Several elected officials and advocates testified on Monday in support of the BIC’s new measures, saying the safety requirements were necessary and overdue. But they expressed concerns over how rigorously the agency would enforce the new regulations given its track record.
Companies are already required to register all employees with the BIC, yet the practice of employing unreported, off-the-books workers is widespread in the city’s private sanitation industry, according to a 2016 report by the de Blasio administration.
Monday’s hearing came as the BIC was engaged in its latest legal combat with Sanitation Salvage. Lawyers for Sanitation Salvage have asked a state judge to lift the company’s suspension, saying it was unfairly singled out for punishment by the BIC in an industry where the safety records of other companies were similar or worse.
In a hearing in State Supreme Court in Manhattan on Tuesday, attorneys for the city and the company said they were negotiating the terms of the installation of a monitor to oversee Sanitation Salvage’s operations, and both sides expected that the company’s suspension would be lifted soon.
Responding to calls from politicians and advocates to revoke the company’s license, Sanitation Salvage issued a statement in May defending its conduct: “Our operation is predicated upon three important principles: 1) safety, first and foremost; 2) fulfilling a crucial need for our customers and the city; and 3) being a good neighbor. A complete review of our record and operation will show that we live by these principles and a revocation of our ability to do business is unwarranted.”
In its suspension of Sanitation Salvage’s license in August, the BIC concluded that the company had regularly failed to register employees with the agency, including a large number of its truck drivers.
“BIC’s investigation of Sanitation Salvage revealed regular, systemic failures by the company to disclose employees, and yet this modus operandi went on for years without repercussion,” Melissa Iachan, a senior staff attorney at New York Lawyers for the Public Interest, said at the hearing. Saying that off-the-books employment makes workers especially vulnerable to wage theft, exploitation and dangerous conditions because of a lack of safety training, Iachan argued that the BIC’s proposed rules should include even more reporting requirements for companies, such as the regular submission of employee time sheets and payroll information.

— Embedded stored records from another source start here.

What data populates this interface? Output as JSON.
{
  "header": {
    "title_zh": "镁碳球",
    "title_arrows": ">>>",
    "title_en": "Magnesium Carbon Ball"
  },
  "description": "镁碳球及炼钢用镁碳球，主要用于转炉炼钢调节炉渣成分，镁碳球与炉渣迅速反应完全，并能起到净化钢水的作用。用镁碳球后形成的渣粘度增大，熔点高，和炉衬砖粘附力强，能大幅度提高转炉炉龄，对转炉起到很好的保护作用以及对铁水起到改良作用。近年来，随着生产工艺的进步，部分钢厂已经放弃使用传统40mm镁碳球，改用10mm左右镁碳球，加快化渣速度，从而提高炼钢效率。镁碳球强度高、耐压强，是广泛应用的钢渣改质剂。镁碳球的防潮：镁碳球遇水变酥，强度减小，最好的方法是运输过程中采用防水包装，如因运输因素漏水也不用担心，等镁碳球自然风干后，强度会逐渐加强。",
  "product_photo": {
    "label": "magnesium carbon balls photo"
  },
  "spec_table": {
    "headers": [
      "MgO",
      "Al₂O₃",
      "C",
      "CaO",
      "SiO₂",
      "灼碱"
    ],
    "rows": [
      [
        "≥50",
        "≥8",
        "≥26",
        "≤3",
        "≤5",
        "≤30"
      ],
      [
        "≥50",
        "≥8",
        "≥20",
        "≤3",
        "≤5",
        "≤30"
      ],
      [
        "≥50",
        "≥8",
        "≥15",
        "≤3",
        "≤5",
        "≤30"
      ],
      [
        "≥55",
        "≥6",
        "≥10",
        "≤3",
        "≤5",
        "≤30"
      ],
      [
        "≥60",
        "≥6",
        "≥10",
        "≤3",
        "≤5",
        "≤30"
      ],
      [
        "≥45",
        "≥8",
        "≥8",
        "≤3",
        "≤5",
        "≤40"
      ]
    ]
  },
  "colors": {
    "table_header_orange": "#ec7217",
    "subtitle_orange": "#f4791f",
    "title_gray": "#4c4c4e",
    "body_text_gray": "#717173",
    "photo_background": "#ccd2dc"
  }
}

Antonio Reynoso, who is chairman of the City Council’s Sanitation Committee and who attended the hearing, said that any regulations, new or existing, are only meaningful to the extent they are enforced.
“Time and time again we find that companies have simply disregarded BIC’s existing reporting requirements without suffering even minor consequences,” Reynoso said. “This is highly disturbing when we consider that employee registration is a critical component of BIC’s core mission: ensuring that members of organized crime are not active in the industry.”

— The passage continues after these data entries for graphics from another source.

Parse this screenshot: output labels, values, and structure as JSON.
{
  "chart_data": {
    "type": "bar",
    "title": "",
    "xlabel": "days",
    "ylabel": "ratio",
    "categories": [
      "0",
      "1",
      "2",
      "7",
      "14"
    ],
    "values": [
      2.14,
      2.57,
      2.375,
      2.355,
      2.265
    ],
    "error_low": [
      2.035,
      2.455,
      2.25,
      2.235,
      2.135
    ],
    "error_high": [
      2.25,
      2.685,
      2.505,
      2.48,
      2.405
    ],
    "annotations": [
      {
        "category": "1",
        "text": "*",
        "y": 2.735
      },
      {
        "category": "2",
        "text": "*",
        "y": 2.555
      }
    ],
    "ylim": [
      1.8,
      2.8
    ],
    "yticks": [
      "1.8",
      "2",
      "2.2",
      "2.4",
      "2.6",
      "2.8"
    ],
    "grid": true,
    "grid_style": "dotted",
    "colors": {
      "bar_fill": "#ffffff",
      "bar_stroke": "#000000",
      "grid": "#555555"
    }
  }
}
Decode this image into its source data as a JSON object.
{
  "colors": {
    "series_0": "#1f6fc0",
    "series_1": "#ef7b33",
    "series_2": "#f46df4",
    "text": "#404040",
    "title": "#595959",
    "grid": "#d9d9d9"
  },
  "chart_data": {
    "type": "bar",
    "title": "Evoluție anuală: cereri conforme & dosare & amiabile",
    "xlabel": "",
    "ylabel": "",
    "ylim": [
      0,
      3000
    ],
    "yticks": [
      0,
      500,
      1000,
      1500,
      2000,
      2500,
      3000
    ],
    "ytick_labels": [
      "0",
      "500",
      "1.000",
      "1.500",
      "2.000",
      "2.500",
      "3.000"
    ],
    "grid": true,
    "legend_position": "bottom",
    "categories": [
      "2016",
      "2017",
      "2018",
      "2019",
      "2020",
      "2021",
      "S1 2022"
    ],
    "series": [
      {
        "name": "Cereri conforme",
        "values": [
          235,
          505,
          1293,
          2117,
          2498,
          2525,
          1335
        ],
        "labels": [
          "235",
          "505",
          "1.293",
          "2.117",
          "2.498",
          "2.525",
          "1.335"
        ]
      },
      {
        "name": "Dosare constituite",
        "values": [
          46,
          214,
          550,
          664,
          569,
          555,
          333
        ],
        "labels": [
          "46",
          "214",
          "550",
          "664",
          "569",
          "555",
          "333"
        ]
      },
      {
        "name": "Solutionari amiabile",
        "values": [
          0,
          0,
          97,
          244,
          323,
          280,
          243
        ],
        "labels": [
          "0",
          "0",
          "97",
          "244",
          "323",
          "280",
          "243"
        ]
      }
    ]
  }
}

At the hearing, Reynoso joined advocates in calling for comprehensive reform of the private sanitation industry by dividing the city into collection zones — a proposed overhaul supported by the de Blasio administration. Under zoning, supporters argue that the city would have more leverage to force companies to meet safety, labor and environmental benchmarks.

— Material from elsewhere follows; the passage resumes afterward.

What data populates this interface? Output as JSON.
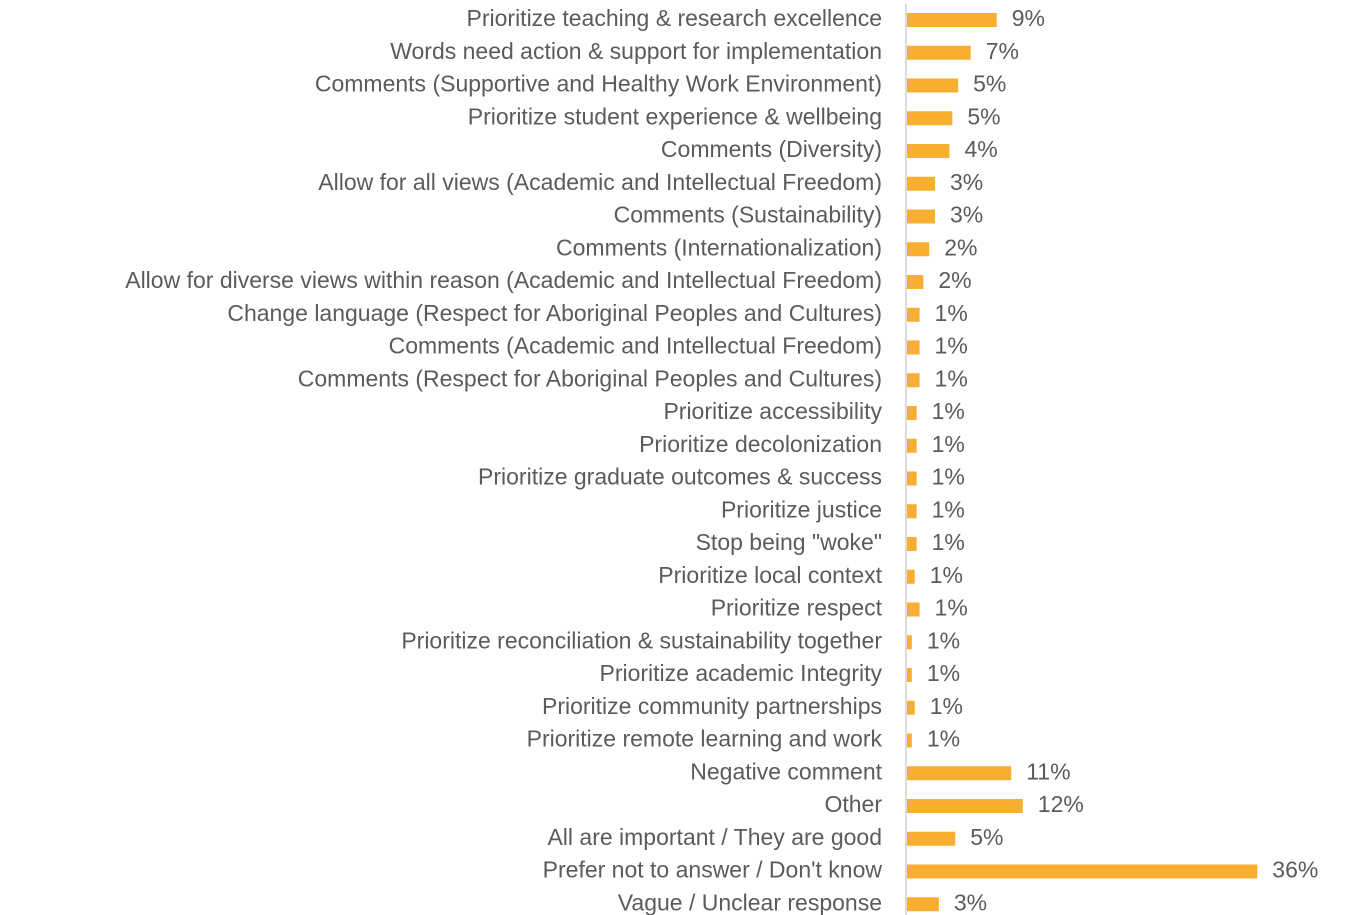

“This will be a first step in expanding our limited toolbox for addressing safety issues in the trade waste industry,” Salvador Arrona, director of policy at BIC, wrote in an email. “Next steps include pursuing legislation to empower BIC to do even more with regards to safety.”
Jose Maldonado, an official with New Yorkers for Responsible Waste Management, an industry group, said he supported increased attention to safety, but he and his organization have lobbied against zoning, and he said on Monday that he feared the issue of safety was being “politicized and weaponized” by those pushing the zoning proposal.